Cavins, who didn't vote in the primary but likes what Trump has to say about bringing factory jobs back to the U.S., thinks companies should manufacture more domestically and not just look for the cheapest place to produce their goods. That would help both Americans and the economy. But, he acknowledges it will take a lot of work.
Meanwhile, unlike some of his fellow factory workers, Cavins is determined to get a good job. He's betting that a yearlong course in industrial maintenance will give him the skills needed to work in heating and cooling services, which his online searches found can start at $40,000 a year. He's willing to leave Scioto County and work anywhere ... in a hospital, factory, school or water supply facility, for instance.

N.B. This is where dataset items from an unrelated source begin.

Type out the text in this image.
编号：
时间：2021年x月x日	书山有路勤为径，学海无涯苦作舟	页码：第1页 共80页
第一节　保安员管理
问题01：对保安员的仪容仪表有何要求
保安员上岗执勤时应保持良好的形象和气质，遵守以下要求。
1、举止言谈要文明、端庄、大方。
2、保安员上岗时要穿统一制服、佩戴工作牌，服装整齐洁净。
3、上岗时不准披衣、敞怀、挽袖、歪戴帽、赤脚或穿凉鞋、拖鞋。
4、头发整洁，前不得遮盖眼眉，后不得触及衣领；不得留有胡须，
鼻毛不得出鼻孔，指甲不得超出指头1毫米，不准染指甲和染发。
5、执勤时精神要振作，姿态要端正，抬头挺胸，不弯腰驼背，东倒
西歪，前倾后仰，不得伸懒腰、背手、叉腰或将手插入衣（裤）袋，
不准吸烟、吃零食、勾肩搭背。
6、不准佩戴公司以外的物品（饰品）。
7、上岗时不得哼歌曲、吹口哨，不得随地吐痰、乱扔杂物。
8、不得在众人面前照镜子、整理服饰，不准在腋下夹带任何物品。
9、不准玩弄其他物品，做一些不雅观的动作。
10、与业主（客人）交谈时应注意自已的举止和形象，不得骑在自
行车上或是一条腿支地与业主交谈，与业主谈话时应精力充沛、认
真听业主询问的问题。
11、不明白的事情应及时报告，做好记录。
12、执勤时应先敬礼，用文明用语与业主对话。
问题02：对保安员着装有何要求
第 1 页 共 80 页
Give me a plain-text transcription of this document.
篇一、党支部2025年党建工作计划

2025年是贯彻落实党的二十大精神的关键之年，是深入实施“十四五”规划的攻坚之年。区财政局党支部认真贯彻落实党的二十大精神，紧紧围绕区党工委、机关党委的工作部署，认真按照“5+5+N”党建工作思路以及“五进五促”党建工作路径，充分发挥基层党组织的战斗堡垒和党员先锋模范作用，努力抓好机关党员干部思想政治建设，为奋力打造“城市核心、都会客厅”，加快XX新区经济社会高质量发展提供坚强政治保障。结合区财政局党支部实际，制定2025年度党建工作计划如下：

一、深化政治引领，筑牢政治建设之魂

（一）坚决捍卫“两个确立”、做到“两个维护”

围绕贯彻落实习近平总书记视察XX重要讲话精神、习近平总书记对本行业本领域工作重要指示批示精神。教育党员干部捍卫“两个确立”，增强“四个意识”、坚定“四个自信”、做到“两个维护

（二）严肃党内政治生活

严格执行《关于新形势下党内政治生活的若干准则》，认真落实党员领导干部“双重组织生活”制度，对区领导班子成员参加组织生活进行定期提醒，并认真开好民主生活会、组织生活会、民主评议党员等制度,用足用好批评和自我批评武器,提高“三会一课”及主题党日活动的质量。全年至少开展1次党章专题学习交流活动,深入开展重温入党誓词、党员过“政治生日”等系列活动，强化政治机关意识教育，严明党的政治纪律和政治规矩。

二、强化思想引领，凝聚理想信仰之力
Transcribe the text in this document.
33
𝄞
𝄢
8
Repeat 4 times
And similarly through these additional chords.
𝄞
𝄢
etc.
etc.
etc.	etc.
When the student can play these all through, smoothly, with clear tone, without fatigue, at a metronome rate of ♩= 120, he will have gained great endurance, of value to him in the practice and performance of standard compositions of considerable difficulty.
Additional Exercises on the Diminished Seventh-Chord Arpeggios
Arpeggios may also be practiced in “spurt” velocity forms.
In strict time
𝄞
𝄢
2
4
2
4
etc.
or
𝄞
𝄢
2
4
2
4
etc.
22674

One day, he'd like to start his own business.
The program, offered at Scioto County Career Technical Center, costs nearly $10,000 and has placed 95% of its graduates over the past two years in jobs that typically earn between $31,000 and $40,000 annually. To finance it, Cavins received a federal Pell Grant for $5,900 and took out two loans.
"I didn't think I'd get anywhere without learning a trade," said Cavins, who graduates in September. "I want to give my family better than what I had. I want to try to break the cycle and not live on disability."